たとえば多数の研究所を抱えるNASAでは、予算削減が掛かると真っ先に強化されるのは広報なんだそうである。「我々はこんな重要なことをしている!」と対外的に宣伝し、やるべきことをやる場を固めるためにいちばん出来る奴が廻されるそうな。

2010-06-16 14:12:59
笹本祐一 @sasamotoU1

JAXAも、ほんとだったら毛利衛を広報のトップに据えて大々的に攻勢を掛けるくらいの体制が必要なんだと思う。

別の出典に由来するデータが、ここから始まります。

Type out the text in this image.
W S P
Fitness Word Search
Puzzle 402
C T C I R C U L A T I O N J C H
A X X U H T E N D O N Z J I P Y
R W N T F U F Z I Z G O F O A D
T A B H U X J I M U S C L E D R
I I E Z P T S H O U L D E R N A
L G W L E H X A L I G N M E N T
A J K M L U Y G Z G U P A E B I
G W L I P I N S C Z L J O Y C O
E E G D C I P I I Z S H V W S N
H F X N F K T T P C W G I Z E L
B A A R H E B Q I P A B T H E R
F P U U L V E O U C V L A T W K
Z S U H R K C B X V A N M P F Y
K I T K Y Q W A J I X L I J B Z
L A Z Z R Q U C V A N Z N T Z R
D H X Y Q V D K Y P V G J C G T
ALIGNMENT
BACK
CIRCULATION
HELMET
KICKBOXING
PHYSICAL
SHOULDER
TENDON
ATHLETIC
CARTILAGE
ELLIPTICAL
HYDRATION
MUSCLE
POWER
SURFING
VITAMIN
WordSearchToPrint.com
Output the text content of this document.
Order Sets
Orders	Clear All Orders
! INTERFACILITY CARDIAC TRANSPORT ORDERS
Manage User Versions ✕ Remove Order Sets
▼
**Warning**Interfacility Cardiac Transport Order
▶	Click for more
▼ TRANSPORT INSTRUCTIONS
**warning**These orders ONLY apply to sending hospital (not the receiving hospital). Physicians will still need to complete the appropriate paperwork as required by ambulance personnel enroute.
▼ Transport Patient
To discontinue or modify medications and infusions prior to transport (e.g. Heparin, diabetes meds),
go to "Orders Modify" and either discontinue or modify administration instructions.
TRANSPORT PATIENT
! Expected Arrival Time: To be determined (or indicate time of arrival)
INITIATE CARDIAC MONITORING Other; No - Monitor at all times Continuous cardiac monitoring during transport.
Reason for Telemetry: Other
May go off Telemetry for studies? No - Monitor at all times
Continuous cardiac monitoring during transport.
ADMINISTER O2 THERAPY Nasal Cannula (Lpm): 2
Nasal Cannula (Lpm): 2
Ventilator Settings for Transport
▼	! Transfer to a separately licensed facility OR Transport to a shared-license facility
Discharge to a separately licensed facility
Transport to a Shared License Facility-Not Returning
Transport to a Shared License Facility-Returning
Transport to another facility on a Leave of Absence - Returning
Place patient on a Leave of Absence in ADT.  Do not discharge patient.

プロの広報が知らしめるべきことを知らせてくれさえいれば、一介のSF作家が私費で徒手空拳で取材を続ける必要なんかなかったんだから。

2010-06-16 14:15:39
笹本祐一 @sasamotoU1

そして、広報が直接大衆を相手にする方が、宇宙ジャーナリストだの作家だのが語るよりはるかに影響がでかいはずなんだから。

2010-06-16 14:16:38
笹本祐一 @sasamotoU1

最近10年、ネットのおかげで宇宙ファンの数も増えたしレベルも大幅アップしたのに、広報もマスコミも旧態依然ってのがそもそもの問題なんだろなあ、これ。

2010-06-16 14:30:55
笹本祐一 @sasamotoU1

広報はマスコミしか見ておらず、マスコミは彼らが規定する一般大衆しか相手にしてない。だから、もっと知りたい、見たいというファンは無視される。ツイッターではやぶさやイカロスくんが喋るようになって、直接行なわれる広報も出てきたんだから、マスコミももっと踏み込んで欲しいものである。